17 Feb 2025 | Yuxuan Wang, Xuanyu Yi, Zike Wu, Na Zhao, Long Chen, and Hanwang Zhang
The paper introduces View-Consistent Editing (VcEDIT), a novel framework for 3D Gaussian Splatting (3DGS) editing that addresses the issue of multi-view inconsistency in image-guided 3D editing. VcEDIT seamlessly integrates 3DGS into the image editing process, ensuring multi-view consistency in the guidance images, thereby mitigating mode collapse and improving editing quality.
Key contributions of VcEDIT include:
1. **Consistency Modules**: Two innovative modules, the Cross-attention Consistency Module (CCM) and the Editing Consistency Module (ECM), are designed to reduce multi-view inconsistencies.
- **CCM**: Consolidates multi-view cross-attention maps to harmonize the model's attention across views.
- **ECM**: Calibrates multi-view inconsistent editing outputs by fine-tuning a source-cloned 3DGS model and rendering it back to images.
2. **Iterative Pattern**: An iterative pattern is introduced to continuously refine the 3DGS and image guidance, ensuring consistent and high-quality edits.
Experiments demonstrate that VcEDIT outperforms existing methods in various real-world scenes, including face, object, and large-scale scene editing.
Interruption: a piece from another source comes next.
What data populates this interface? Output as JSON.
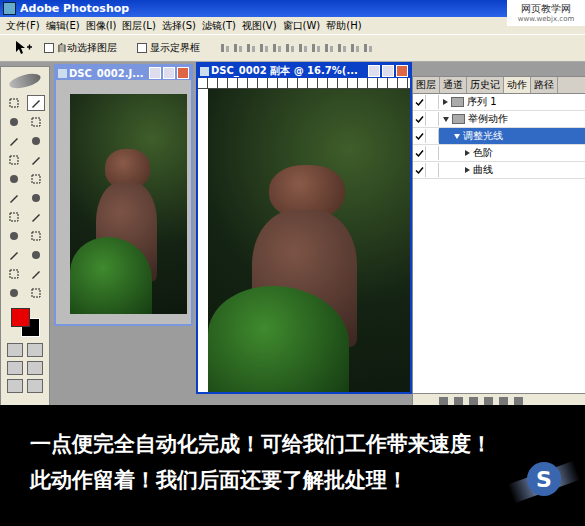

The framework effectively handles intricate transformations and large-scale adjustments, providing superior editing results with minimal artifacts.
The paper also includes ablation studies to validate the effectiveness of the consistency modules and an analysis of the iterative pattern's impact on editing quality. Overall, VcEDIT sets a new standard for text-driven 3D model editing, offering a robust solution to multi-view inconsistency in 3DGS editing.The paper introduces View-Consistent Editing (VcEDIT), a novel framework for 3D Gaussian Splatting (3DGS) editing that addresses the issue of multi-view inconsistency in image-guided 3D editing. VcEDIT seamlessly integrates 3DGS into the image editing process, ensuring multi-view consistency in the guidance images, thereby mitigating mode collapse and improving editing quality.
Key contributions of VcEDIT include:
1. **Consistency Modules**: Two innovative modules, the Cross-attention Consistency Module (CCM) and the Editing Consistency Module (ECM), are designed to reduce multi-view inconsistencies.
- **CCM**: Consolidates multi-view cross-attention maps to harmonize the model's attention across views.
- **ECM**: Calibrates multi-view inconsistent editing outputs by fine-tuning a source-cloned 3DGS model and rendering it back to images.
2. **Iterative Pattern**: An iterative pattern is introduced to continuously refine the 3DGS and image guidance, ensuring consistent and high-quality edits.
Experiments demonstrate that VcEDIT outperforms existing methods in various real-world scenes, including face, object, and large-scale scene editing. The framework effectively handles intricate transformations and large-scale adjustments, providing superior editing results with minimal artifacts.
The paper also includes ablation studies to validate the effectiveness of the consistency modules and an analysis of the iterative pattern's impact on editing quality. Overall, VcEDIT sets a new standard for text-driven 3D model editing, offering a robust solution to multi-view inconsistency in 3DGS editing.